The army, air force and navy carried out raids in Lagos and Ogun states where the country's intelligence said the militants were hiding while planning attacks in the oil-rich Niger Delta, southern Nigeria.
"The significance of this combined and very vibrant effort of the Nigerian armed forces is to ensure that the militants are flushed out from that general area where they have been causing mayhem and, more significantly, to ensure that their hideouts and camps are completely taken away from that place," army's spokesperson, Colonel Rabe Abubakar, said in a statement.
He added the joint offensive is expected to continue in other parts of the country.
The offensive started as as attacks blamed on the Niger Delta Avengers (NDA) militant group, which emerged at the beginning of the year, have brought oil production to a 30-year low. NDA, the latest group to wage war against Nigeria due to perceived marginalisation in the Delta, vowed to bring the country's oil production down "to zero".
Dialogue with militants
The Nigerian government has claimed several times it has started a dialogue with the militants to find a solution to renewed violence, something the NDA has always denied.
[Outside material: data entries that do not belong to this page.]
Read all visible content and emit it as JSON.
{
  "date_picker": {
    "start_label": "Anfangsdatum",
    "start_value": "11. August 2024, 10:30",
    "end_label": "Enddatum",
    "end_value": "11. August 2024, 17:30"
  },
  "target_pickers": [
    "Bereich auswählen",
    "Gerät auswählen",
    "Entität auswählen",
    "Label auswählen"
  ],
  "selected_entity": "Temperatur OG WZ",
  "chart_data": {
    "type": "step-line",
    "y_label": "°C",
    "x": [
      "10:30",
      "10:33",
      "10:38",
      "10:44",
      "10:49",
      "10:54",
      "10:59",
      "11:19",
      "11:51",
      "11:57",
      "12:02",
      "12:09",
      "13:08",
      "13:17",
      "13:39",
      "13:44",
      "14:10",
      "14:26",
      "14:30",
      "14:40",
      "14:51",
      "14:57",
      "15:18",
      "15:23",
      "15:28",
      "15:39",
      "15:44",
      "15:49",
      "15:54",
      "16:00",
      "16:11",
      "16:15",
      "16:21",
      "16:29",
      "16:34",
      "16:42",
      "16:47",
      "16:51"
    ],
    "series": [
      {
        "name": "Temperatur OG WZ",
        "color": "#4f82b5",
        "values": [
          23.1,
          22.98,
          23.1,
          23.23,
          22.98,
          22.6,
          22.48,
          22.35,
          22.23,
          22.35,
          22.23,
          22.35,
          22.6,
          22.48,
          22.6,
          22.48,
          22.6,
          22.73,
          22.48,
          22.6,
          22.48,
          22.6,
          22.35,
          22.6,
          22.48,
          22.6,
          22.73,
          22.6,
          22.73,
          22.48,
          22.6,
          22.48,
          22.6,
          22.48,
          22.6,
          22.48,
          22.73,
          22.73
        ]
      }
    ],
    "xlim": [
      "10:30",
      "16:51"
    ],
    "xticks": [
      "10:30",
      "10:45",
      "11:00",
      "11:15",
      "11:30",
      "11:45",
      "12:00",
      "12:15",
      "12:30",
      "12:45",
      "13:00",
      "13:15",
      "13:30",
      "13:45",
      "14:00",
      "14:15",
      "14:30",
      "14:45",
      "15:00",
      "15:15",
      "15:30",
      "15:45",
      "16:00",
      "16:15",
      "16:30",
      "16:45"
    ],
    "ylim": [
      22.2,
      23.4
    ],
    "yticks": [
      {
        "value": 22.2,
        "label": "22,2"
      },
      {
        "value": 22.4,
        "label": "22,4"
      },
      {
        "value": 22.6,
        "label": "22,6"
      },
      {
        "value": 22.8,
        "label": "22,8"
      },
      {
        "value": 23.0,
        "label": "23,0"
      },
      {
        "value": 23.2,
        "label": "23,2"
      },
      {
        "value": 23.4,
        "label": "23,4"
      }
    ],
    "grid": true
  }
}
Shortly after President Muhammadu Buhari confirmed talks were taking place in July, the NDA accused him of spreading false claims and claimed responsibility for an attack at a gas pipeline in Akwa Ibom state.
The NDA, the latest militant group to wage war against Nigeria due to perceived marginalisation in the Delta, has also denied claims that the federal government had reached a 30-day truce with militants. The group also urged Buhari to visit the country's south-east to witness the scale of damage caused by years of oil spills.